The Technique That Made All of This Work
Across the entire operation, VerdantBamboo consistently used compromised devices to proxy connections into the victim organization’s Microsoft 365 environment. By routing M365 access through the organization’s own SSL VPN IP address space, the attacker’s logins appeared to originate from trusted internal infrastructure — bypassing Conditional Access policies specifically designed to block external access. Conditional Access policies in Microsoft Entra ID allow organizations to restrict cloud access by device, location, or network; VerdantBamboo rendered those controls useless by making its traffic look like it came from inside.
The entire attack surface VerdantBamboo operated against — the Egnyte appliance, the pfSense firewall, the Synology NAS — shared one characteristic; none of these devices support endpoint detection and response software. BRICKSTORM, PLENET, and AGENTPSD were all deployed on infrastructure that sits permanently outside the EDR visibility layer that most security teams treat as their primary detection surface.

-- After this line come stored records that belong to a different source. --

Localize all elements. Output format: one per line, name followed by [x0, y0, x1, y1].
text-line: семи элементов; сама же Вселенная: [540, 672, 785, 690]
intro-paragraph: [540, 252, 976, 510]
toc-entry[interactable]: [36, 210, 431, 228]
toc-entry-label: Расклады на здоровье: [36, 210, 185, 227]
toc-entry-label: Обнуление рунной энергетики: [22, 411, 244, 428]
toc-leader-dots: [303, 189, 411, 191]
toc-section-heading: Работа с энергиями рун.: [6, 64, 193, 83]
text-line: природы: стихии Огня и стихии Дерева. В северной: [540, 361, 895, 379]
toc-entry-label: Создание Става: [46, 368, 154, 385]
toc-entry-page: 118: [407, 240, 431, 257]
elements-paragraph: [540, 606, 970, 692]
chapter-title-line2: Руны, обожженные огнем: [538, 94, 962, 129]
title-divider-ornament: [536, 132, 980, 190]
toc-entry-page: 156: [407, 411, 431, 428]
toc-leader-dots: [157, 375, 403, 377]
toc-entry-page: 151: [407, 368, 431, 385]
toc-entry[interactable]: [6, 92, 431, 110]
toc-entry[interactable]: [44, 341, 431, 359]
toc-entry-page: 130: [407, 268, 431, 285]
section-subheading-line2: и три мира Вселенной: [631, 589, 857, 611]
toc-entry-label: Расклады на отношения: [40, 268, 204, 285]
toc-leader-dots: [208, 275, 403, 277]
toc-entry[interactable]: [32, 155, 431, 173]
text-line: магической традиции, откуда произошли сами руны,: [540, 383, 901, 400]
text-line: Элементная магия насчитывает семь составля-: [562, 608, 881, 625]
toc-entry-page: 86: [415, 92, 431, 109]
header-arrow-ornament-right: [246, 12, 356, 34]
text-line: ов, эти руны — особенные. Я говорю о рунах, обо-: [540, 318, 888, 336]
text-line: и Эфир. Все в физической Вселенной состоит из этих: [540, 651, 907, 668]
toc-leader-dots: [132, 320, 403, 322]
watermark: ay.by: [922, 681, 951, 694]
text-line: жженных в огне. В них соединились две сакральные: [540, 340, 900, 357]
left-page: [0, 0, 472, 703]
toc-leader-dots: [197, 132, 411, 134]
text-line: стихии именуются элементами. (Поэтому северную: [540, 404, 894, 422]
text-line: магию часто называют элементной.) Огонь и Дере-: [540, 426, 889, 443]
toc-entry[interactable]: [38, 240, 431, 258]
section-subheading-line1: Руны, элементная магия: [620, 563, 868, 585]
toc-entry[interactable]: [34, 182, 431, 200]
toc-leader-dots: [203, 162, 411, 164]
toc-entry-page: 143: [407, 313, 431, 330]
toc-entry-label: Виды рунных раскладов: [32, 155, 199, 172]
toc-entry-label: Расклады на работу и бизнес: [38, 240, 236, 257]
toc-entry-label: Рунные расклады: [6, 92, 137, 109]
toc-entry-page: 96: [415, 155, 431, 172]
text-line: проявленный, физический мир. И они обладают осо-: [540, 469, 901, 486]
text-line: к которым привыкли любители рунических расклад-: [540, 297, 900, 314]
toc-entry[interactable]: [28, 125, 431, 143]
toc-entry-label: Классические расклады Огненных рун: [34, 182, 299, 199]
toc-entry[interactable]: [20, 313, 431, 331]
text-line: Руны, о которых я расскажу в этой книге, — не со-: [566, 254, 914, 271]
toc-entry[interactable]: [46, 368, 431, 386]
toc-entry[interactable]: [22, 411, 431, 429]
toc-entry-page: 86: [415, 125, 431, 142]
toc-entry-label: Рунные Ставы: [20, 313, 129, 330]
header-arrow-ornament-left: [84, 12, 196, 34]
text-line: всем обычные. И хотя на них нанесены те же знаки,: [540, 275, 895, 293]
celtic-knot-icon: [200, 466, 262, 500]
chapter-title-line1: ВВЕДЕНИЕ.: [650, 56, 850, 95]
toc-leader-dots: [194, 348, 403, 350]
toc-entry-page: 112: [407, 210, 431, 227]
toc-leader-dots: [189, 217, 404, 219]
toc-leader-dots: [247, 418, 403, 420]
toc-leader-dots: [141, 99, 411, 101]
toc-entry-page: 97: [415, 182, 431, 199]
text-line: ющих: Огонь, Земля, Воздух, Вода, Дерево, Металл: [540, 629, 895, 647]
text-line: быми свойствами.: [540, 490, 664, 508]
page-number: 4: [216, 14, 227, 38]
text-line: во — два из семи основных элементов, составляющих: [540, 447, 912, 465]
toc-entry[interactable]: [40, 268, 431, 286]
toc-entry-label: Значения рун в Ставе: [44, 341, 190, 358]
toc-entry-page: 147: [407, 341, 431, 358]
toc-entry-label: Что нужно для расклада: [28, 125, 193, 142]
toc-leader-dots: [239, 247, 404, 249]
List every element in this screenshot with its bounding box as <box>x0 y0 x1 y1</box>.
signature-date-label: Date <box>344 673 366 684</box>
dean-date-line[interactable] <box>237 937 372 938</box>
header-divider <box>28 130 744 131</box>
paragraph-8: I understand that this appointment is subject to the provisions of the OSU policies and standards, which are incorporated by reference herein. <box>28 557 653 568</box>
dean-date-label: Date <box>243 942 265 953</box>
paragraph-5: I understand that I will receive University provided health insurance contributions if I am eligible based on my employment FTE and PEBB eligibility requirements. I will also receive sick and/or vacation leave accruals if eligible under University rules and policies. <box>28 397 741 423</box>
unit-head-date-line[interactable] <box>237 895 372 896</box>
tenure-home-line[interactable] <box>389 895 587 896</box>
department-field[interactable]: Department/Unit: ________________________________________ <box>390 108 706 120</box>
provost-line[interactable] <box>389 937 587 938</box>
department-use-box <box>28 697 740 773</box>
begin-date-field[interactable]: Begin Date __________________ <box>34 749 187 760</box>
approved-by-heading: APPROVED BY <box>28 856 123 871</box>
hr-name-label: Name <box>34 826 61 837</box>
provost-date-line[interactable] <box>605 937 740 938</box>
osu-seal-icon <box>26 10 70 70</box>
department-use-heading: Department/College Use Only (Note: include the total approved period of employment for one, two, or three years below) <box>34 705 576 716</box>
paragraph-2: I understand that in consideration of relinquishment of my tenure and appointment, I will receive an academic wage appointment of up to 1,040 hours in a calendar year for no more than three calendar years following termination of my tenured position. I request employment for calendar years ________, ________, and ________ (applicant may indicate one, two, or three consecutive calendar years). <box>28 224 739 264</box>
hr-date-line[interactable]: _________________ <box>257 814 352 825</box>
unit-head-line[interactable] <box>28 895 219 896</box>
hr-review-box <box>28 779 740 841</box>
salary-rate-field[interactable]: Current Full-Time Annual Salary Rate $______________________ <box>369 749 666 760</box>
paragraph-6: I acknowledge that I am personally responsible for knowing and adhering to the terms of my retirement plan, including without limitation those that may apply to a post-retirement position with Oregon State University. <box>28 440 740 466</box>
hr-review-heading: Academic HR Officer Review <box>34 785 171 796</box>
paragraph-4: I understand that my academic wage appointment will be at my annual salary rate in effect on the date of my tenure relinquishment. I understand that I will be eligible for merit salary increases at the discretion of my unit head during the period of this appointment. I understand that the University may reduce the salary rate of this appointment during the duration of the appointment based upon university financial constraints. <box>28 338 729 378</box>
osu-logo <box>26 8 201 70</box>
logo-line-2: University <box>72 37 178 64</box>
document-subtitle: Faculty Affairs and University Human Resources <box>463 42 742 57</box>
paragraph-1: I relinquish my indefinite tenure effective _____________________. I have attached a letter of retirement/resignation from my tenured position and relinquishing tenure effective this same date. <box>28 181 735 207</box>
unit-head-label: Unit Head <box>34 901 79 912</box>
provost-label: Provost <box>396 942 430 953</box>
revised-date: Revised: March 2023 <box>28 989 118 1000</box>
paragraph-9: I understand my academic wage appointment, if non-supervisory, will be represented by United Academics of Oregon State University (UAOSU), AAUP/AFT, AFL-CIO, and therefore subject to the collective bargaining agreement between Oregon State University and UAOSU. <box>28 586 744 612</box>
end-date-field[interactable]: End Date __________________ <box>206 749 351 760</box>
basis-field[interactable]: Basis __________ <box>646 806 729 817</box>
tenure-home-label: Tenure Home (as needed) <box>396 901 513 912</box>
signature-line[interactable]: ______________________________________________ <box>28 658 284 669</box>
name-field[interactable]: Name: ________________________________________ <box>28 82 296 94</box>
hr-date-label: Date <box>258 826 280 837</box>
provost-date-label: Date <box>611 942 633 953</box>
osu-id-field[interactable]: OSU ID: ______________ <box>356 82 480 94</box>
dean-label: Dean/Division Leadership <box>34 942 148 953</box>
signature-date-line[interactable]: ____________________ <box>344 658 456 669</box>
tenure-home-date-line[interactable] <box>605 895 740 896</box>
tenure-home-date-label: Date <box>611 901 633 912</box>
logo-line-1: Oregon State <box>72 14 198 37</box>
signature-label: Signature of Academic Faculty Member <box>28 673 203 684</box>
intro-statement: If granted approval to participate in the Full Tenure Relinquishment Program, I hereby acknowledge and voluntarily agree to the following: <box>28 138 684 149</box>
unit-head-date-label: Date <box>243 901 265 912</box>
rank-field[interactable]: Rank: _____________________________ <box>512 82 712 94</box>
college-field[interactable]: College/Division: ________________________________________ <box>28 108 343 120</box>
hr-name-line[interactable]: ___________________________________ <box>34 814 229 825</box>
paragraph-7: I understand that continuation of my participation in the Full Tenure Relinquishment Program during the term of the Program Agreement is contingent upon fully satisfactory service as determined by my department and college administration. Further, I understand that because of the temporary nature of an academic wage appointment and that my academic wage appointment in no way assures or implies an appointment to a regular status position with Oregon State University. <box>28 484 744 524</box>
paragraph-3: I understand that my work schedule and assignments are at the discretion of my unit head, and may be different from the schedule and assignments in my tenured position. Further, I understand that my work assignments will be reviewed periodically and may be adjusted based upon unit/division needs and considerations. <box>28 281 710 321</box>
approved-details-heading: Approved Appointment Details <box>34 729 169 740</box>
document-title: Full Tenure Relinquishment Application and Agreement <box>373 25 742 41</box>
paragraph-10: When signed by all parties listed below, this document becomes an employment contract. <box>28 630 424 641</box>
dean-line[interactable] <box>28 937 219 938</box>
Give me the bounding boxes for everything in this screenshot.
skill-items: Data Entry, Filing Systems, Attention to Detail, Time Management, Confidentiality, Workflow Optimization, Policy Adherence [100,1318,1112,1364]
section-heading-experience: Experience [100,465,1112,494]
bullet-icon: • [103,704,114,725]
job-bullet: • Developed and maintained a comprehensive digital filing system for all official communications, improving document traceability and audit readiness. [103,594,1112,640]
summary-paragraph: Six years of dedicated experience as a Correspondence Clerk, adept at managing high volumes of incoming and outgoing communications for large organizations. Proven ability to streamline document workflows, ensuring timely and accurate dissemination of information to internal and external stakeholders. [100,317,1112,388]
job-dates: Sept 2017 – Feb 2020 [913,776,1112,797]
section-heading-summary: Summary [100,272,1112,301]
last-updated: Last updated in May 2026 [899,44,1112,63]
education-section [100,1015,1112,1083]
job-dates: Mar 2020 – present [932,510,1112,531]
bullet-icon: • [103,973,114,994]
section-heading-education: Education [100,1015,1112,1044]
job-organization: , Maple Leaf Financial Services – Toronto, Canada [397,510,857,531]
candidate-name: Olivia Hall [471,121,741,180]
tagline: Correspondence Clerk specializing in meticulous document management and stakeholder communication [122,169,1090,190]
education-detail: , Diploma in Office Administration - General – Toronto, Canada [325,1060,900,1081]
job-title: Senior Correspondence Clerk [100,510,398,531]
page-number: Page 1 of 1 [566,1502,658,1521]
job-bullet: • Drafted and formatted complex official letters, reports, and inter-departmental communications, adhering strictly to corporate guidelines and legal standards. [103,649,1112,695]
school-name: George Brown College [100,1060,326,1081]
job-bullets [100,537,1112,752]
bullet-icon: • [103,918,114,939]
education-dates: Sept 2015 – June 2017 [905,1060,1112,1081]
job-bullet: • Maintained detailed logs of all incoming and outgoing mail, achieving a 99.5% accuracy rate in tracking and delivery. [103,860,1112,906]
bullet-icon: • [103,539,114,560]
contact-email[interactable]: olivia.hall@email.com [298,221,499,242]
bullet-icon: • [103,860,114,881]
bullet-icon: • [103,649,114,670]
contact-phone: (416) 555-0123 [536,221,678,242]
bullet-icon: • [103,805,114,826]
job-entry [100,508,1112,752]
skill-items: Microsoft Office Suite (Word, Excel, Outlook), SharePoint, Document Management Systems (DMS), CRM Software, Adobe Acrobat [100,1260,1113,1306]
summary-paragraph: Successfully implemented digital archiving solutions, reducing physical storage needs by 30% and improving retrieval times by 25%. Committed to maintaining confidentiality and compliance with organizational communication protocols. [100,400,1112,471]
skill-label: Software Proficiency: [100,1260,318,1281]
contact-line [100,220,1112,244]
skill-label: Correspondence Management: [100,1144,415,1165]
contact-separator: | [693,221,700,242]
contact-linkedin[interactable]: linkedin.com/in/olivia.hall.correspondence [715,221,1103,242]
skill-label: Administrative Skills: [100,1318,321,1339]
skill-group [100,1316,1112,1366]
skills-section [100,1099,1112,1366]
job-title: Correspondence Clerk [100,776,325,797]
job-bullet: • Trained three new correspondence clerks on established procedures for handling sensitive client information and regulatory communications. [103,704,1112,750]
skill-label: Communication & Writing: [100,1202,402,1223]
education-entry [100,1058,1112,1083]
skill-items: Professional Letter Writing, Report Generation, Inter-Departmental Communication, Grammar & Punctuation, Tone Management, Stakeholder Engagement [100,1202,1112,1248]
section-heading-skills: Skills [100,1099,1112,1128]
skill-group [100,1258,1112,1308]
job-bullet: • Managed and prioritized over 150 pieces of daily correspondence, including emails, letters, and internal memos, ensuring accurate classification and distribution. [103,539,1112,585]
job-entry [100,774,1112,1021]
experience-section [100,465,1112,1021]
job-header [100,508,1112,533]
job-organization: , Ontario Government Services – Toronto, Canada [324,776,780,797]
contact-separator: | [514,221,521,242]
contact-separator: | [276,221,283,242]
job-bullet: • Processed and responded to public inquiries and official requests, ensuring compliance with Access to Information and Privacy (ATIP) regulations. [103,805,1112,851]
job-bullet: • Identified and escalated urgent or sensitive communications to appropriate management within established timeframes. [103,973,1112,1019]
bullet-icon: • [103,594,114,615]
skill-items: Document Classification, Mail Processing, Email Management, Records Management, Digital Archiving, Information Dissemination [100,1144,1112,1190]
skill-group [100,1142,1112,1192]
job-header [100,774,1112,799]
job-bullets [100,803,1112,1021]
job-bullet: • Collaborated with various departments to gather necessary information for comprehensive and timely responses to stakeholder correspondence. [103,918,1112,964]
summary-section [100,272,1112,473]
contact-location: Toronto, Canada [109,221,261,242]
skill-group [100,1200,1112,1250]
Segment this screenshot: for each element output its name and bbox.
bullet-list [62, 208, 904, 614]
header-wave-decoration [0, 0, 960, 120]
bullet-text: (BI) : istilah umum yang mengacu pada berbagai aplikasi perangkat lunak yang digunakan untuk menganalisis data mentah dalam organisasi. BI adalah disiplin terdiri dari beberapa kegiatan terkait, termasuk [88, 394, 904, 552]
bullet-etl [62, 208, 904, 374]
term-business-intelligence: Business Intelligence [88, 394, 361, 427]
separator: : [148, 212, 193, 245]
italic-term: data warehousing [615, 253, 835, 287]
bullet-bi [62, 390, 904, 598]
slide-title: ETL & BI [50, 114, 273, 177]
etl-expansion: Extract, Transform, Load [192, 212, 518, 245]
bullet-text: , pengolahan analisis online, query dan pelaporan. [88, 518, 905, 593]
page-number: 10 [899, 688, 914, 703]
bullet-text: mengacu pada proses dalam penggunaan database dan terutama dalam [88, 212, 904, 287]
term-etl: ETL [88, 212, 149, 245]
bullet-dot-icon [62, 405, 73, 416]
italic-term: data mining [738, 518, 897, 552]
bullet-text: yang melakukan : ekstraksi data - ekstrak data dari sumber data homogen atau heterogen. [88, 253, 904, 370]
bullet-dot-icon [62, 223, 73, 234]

VerdantBamboo did not breach this organization through a zero-day exploit on a managed Windows endpoint. It entered through the blind spots — the devices that sit on the network and are administered via web interface and SSH, with no agent, no behavioral monitoring, and no MFA on their administrative accounts.
Researchers recommended enforcement of MFA on all administrative accounts without exception, including those managing firewalls and network appliances; audit sudo configurations on Linux appliances for inadvertent privilege escalation paths; ensure that network appliances are never exposed directly to the internet following remediation work; and extend network monitoring coverage to all devices capable of making outbound connections, regardless of whether they support EDR agents.